Passeando com o filho em um parque de Santos, interior de São Paulo, no final de uma tarde, a pedagoga Karen Mentone e a auditora de TI Natália Dearo foram surpreendidas por uma menina de uns 7 anos que queria saber como uma criança poderia ter duas mães. Era uma dúvida legítima. “Eu queria ter papel e caneta na hora para desenhar, explicar como foi feita a fertilização, a questão do sêmem, do óvulo, de forma bem didática mesmo”, diz Karen. Incomodada com a situação, ela procurou livros no Brasil e fora do país para indicar para mães de crianças que porventura questionassem a família ou Lorenzo, filho delas, posteriormente. Não encontrou.
Foi a partir destes dois pontos, do questionamento da garota no parque e da inexistência de literatura sobre o assunto que Karen decidiu escrever o livro “Como nascer de duas mães – guia prático”, ilustrado por Gabriela Emmerich, distribuído pela Amazon em português e em inglês para 12 países, e divulgado pelo site www.nascerdeduasmaes.com.br.
Ao Diário do Estado, Karen contou que ser mãe não era um sonho pessoal. Formada em Pedagogia e Artes Cênicas, ela sempre trabalhou como pedagoga com crianças de 1 a 10 anos e a aproximação com crianças e suas famílias mostraram que a responsabilidade da maternidade era muito grande e pesada. “Eu tinha medo de sentir este amor e de não ser correspondida”. Com a descoberta de sua sexualidade, aos 19 anos, reconheceu-se como uma pessoa lésbica. “Maternidade e ser uma mulher lésbica não combinavam”, pensava até conhecer a esposa Natália, após um relacionamento bem longo.
“Logo de cara ela me contou do sonho dela de maternidade e que já havia procurado alternativas”. Depois de três anos juntas e reconhecendo em Natália uma pessoa responsável e comprometida com a família, mudou de ideia aos poucos. “Vi que ela era uma parceira bacana e que daria para entrar numa empreitada desse tamanho e importância e fui visualizando uma possível maternidade”.
Primeiro, o casal esteve na Vara da Infância para listar os documentos necessários, conversar e entender a possibilidade de adoção. Depois elas foram a uma clínica de fertilização, onde se sentiram acolhidas. “Foi arrebatador. É muito importante dizer o quão bem a gente é acolhida nesse espaço de saúde, porque não é em qualquer espaço de saúde que um casal lésbico é tratado com respeito e dignidade. Tivemos acolhimento como qualquer outro casal”, conta.
Foram duas tentativas de fertilização. Natália sonhava em ser mãe, mas não tinha o sonho de engravidar. A primeira tentativa foi com os óvulos dela no útero de Karen. Não deu certo. A segunda vez foi com os óvulos de Karen no útero de Natália. “O primeiro desafio foi esse lugar de mãe não gestante porque em muitas situações ela era vista como mãe e eu como uma ajuda. Você é mãe, se sente mãe, mas tem de provar para as pessoas que você também é mãe”.
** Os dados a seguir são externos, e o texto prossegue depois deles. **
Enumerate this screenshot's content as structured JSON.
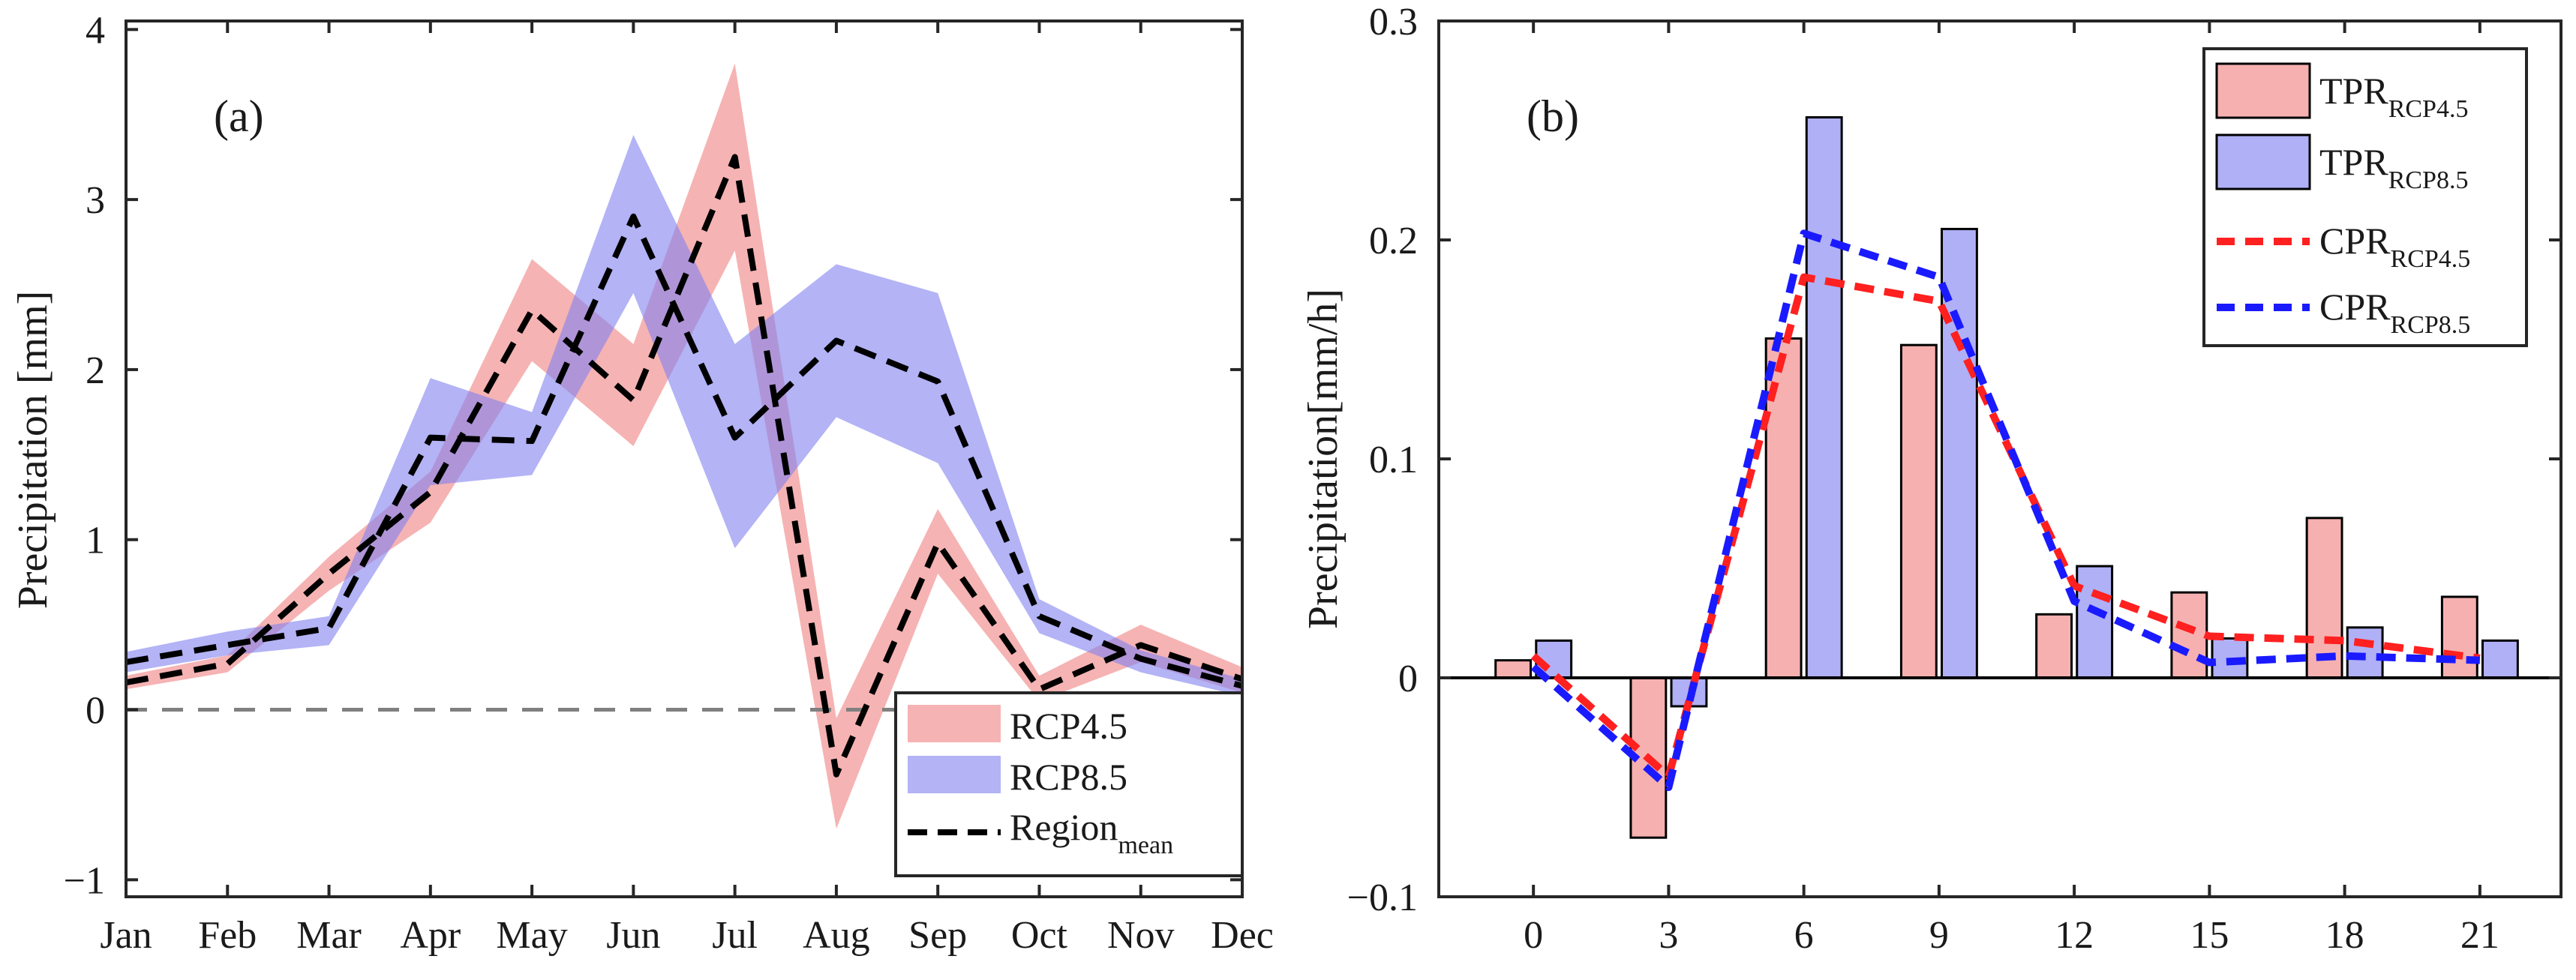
{
  "chart_data": [
    {
      "id": "a",
      "type": "area",
      "panel_label": "(a)",
      "title": "",
      "xlabel": "",
      "ylabel": "Precipitation [mm]",
      "categories": [
        "Jan",
        "Feb",
        "Mar",
        "Apr",
        "May",
        "Jun",
        "Jul",
        "Aug",
        "Sep",
        "Oct",
        "Nov",
        "Dec"
      ],
      "ylim": [
        -1.1,
        4.05
      ],
      "yticks": [
        -1,
        0,
        1,
        2,
        3,
        4
      ],
      "ytick_labels": [
        "−1",
        "0",
        "1",
        "2",
        "3",
        "4"
      ],
      "reference_line": 0,
      "bands": [
        {
          "name": "RCP4.5",
          "color": "#f08080",
          "lower": [
            0.12,
            0.22,
            0.7,
            1.1,
            2.05,
            1.55,
            2.7,
            -0.7,
            0.8,
            0.05,
            0.28,
            0.1
          ],
          "upper": [
            0.2,
            0.32,
            0.9,
            1.4,
            2.65,
            2.15,
            3.8,
            -0.05,
            1.18,
            0.2,
            0.5,
            0.25
          ]
        },
        {
          "name": "RCP8.5",
          "color": "#8080f0",
          "lower": [
            0.22,
            0.32,
            0.38,
            1.32,
            1.38,
            2.45,
            0.95,
            1.72,
            1.45,
            0.45,
            0.22,
            0.08
          ],
          "upper": [
            0.34,
            0.46,
            0.55,
            1.95,
            1.75,
            3.38,
            2.15,
            2.62,
            2.45,
            0.65,
            0.35,
            0.18
          ]
        }
      ],
      "series": [
        {
          "name": "Region",
          "name_sub": "mean",
          "style": "dashed",
          "color": "#000000",
          "values": [
            0.28,
            0.38,
            0.48,
            1.6,
            1.58,
            2.9,
            1.6,
            2.17,
            1.93,
            0.55,
            0.3,
            0.14
          ]
        },
        {
          "name": "Region_mean (RCP4.5)",
          "style": "dashed",
          "color": "#000000",
          "values": [
            0.16,
            0.27,
            0.8,
            1.28,
            2.35,
            1.82,
            3.25,
            -0.38,
            0.98,
            0.12,
            0.38,
            0.18
          ]
        }
      ],
      "legend": {
        "position": "bottom-right",
        "entries": [
          {
            "label": "RCP4.5",
            "sub": ""
          },
          {
            "label": "RCP8.5",
            "sub": ""
          },
          {
            "label": "Region",
            "sub": "mean"
          }
        ]
      }
    },
    {
      "id": "b",
      "type": "bar",
      "panel_label": "(b)",
      "title": "",
      "xlabel": "",
      "ylabel": "Precipitation[mm/h]",
      "x": [
        0,
        3,
        6,
        9,
        12,
        15,
        18,
        21
      ],
      "xtick_labels": [
        "0",
        "3",
        "6",
        "9",
        "12",
        "15",
        "18",
        "21"
      ],
      "ylim": [
        -0.1,
        0.3
      ],
      "yticks": [
        -0.1,
        0,
        0.1,
        0.2,
        0.3
      ],
      "ytick_labels": [
        "−0.1",
        "0",
        "0.1",
        "0.2",
        "0.3"
      ],
      "reference_line": 0,
      "bar_series": [
        {
          "name": "TPR",
          "sub": "RCP4.5",
          "color": "#f6b0b0",
          "values": [
            0.008,
            -0.073,
            0.155,
            0.152,
            0.029,
            0.039,
            0.073,
            0.037
          ]
        },
        {
          "name": "TPR",
          "sub": "RCP8.5",
          "color": "#b0b0f6",
          "values": [
            0.017,
            -0.013,
            0.256,
            0.205,
            0.051,
            0.018,
            0.023,
            0.017
          ]
        }
      ],
      "line_series": [
        {
          "name": "CPR",
          "sub": "RCP4.5",
          "color": "#ff2020",
          "style": "dashed",
          "values": [
            0.01,
            -0.045,
            0.183,
            0.172,
            0.042,
            0.019,
            0.017,
            0.009
          ]
        },
        {
          "name": "CPR",
          "sub": "RCP8.5",
          "color": "#1a1aff",
          "style": "dashed",
          "values": [
            0.005,
            -0.05,
            0.203,
            0.183,
            0.035,
            0.007,
            0.01,
            0.008
          ]
        }
      ],
      "legend": {
        "position": "top-right",
        "entries": [
          {
            "label": "TPR",
            "sub": "RCP4.5"
          },
          {
            "label": "TPR",
            "sub": "RCP8.5"
          },
          {
            "label": "CPR",
            "sub": "RCP4.5"
          },
          {
            "label": "CPR",
            "sub": "RCP8.5"
          }
        ]
      }
    }
  ]
}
Com o nascimento de Lorenzo, apenas Natália teve direito à licença-maternidade. Elas moravam em Santos e Karen trabalhava em uma escola. “Procuramos advogados e eu teria de entrar em licença paternidade. Preferi pedir demissão e ficar mais tempo com eles, para ajudar e estabelecer um vínculo maior com nosso filho”. O direito à licença-maternidade para casais lésbicos não é previsto em lei. “É uma questão política”, lembra.
Livro
Natália voltou a trabalhar quando Lorenzo completou 7 meses e a convivência de Karen com o filho foi maior. “Com o tempo foi intensificando e fortalcecendo nossa relação de maternidade, nossa conexão foi construída. Então, hoje eu tenho uma visão geral da maternidade. De que todos este vínculos são construídos e mantidos por todas as mães”.
Foi quando Karen, usando linguagem adequada para crianças na primeira infância, até 7 anos, escreveu o livro e buscou a ilustradora para tornar possível uma linguagem para crianças mais novas. “As ilustrações auxiliam a questão da compreensão sobre o sêmen, o óvulo e como junta para mostrar como foi feito. É uma ferramenta para as crianças, mas, recebo bastante feedback de adultos falando que o livro não é só para crianças e que aprendeu muito quando leu”.
Como educadora, Karen defende que é através da Educação e da informação que se consegue mudar o mundo. “Preconceito é a falta de conceito e de informação. A partir do momento que você desmistifica uma coisa, ele acaba”.